Awesome

MobileAgentBench

An automated benchmark for mobile LLM agents.

Usage

Install AndroidStudio

Install AndroidStudio. AndroidStudio installs other debugging tools for you, such as ADB and Android emulators.

You may need to setup your envrionmnet variables.

export ANDROID_HOME=~/Library/Android/sdk
export PATH="$PATH:$ANDROID_HOME/tools:$ANDROID_HOME/tools/bin:$ANDROID_HOME/platform-tools"

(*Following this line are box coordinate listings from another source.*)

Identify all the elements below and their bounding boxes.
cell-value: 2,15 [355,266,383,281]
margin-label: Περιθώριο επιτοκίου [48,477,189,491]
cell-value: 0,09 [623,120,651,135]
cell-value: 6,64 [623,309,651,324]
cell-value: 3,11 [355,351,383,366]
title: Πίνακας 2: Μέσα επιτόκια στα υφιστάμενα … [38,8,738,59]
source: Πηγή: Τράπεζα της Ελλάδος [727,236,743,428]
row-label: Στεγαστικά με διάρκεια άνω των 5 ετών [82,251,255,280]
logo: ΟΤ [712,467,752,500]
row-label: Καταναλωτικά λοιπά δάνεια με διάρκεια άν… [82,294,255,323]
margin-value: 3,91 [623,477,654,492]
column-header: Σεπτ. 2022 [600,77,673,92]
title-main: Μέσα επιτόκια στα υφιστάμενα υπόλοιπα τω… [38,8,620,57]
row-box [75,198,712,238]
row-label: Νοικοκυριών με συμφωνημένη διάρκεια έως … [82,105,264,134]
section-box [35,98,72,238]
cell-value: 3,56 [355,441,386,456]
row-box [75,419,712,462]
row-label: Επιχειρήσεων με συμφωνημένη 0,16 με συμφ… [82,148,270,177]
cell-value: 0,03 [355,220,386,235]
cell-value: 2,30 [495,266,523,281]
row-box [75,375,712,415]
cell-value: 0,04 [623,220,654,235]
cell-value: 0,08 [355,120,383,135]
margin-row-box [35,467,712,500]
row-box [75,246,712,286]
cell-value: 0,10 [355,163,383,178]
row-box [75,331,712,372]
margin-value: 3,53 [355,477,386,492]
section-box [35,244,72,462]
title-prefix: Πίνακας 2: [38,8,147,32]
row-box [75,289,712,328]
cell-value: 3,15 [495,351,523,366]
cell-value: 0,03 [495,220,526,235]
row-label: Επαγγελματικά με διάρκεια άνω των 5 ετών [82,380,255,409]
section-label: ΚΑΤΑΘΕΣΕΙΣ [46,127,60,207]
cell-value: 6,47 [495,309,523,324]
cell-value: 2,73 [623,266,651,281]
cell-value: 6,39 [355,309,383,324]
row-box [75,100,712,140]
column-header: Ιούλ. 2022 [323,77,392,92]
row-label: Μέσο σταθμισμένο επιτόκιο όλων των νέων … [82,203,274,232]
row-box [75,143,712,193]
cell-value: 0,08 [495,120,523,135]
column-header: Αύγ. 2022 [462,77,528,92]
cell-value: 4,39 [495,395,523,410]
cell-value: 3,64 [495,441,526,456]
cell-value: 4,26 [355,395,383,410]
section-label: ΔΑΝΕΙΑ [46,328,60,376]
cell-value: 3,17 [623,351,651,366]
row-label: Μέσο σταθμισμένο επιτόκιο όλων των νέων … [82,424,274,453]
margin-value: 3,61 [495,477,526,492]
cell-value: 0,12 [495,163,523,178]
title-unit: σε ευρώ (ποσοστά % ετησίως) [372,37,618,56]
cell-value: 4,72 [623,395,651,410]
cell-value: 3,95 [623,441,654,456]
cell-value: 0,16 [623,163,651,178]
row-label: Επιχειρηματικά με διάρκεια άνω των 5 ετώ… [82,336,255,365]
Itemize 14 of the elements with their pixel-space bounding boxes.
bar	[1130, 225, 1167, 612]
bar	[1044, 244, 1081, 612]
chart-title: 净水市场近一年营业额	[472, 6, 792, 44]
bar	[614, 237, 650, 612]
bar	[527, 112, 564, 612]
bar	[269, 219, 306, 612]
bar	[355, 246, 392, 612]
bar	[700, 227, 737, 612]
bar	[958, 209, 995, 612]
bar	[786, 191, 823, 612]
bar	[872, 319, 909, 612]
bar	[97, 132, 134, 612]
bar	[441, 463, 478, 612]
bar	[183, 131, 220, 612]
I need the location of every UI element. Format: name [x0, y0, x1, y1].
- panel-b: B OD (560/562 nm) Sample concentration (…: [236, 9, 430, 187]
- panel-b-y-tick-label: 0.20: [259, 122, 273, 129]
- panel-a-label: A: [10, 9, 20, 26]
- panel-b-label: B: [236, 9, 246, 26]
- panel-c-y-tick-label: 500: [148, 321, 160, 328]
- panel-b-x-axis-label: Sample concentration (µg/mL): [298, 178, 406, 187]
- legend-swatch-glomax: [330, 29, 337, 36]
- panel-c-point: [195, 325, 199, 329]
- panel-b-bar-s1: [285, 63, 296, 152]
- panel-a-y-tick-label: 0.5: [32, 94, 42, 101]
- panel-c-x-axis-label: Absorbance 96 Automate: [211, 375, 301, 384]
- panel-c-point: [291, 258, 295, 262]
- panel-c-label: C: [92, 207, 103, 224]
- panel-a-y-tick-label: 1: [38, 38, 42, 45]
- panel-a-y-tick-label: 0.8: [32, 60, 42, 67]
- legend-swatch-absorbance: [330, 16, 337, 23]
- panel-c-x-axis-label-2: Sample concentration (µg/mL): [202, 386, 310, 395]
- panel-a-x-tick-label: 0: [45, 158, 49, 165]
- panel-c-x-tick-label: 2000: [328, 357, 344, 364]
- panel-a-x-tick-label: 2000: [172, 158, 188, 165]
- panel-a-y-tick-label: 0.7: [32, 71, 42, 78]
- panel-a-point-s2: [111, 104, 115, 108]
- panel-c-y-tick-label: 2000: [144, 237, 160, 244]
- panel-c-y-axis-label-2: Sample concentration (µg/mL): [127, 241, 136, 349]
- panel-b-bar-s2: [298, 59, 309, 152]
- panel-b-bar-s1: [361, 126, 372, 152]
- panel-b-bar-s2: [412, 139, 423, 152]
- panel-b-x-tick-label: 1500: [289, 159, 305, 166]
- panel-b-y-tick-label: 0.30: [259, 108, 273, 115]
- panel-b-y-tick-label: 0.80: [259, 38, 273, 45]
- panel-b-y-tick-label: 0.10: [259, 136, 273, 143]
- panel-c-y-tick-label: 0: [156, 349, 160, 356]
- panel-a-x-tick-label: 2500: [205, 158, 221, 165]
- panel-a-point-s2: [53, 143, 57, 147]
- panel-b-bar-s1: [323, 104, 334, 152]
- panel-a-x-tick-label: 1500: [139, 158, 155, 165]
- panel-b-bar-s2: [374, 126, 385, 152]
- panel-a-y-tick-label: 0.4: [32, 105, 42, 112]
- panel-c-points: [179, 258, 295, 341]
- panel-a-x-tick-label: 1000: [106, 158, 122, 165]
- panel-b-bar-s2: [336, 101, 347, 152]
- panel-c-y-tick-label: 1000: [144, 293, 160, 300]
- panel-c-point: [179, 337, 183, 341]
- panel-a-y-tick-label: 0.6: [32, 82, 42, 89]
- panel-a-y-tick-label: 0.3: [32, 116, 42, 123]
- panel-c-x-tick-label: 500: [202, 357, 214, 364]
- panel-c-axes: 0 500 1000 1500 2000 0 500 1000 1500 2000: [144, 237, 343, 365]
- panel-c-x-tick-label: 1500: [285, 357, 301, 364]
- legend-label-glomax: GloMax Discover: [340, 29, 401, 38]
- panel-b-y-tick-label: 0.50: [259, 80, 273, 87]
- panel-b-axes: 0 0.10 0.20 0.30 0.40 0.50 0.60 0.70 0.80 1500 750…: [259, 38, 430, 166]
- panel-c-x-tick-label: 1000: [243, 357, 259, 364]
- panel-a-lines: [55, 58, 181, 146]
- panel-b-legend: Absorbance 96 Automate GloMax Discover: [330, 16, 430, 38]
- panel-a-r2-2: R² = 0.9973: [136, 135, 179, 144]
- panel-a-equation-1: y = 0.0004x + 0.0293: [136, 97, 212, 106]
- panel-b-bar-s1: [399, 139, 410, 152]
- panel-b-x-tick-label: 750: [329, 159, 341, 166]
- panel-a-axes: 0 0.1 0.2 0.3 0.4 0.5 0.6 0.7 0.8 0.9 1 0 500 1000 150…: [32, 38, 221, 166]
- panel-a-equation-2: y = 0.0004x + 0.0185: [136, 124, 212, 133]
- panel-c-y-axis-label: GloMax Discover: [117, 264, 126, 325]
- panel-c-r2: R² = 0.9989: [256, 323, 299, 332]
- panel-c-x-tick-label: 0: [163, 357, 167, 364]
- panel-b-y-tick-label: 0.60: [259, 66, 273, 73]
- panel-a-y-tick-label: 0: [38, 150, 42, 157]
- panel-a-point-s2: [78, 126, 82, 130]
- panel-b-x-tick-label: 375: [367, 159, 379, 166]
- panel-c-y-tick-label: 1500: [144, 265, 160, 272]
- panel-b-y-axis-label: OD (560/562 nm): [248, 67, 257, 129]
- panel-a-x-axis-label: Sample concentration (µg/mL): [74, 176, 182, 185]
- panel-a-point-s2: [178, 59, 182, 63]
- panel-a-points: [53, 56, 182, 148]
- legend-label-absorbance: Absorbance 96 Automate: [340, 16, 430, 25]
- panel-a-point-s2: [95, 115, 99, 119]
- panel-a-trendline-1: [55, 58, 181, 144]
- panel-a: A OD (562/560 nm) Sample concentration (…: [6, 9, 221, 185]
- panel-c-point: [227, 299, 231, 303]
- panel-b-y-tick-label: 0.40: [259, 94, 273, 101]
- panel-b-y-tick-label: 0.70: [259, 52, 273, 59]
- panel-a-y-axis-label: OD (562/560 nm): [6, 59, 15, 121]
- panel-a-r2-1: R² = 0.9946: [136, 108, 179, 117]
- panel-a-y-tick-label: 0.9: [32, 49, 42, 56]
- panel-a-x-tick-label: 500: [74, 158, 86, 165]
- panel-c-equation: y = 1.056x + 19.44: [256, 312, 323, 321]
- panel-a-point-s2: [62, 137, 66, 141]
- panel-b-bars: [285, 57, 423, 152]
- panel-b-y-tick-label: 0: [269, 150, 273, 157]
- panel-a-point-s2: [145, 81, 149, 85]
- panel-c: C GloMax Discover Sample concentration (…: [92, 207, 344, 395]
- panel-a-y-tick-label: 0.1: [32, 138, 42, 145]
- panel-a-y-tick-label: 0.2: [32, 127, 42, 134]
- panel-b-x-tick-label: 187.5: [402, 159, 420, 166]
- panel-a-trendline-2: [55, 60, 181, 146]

Download Benchmarking Apps

The default benchmarking tasks use apps from SimpleMobileTools. Please download and install the following apps to your testing device (Android emulator is preferred). If you're using an Android emulator, you can simply drag and drop the APK files to install.

Calculator
Calendar
Contacts
FileManager
Gallery
AppLauncher
Messager
MusicPlayer
Notes
Recorder

Build MobileBenchMark as a Python Library

Clone this repo. Run the following commands to install it as a Python library. So you can use import it in other repos.

python3 -m pip install --upgrade build
python3 -m build

You'll find the mobile_agent_benchmark-0.0.1-py3-none-any.whl file under the dist folder. Activate your agent's virtual environment, then you can run pip install mobile_agent_benchmark-0.0.1-py3-none-any.whl to install the library.

Dummy Agent

For testing purpose, you can run the dummy_agent.py file. It acts as the simplest agent. In a for loop, it does nothing but just sleep for a few seconds. You can simulate what a real agent would do to test if the benchmark can successfully detect tash completion.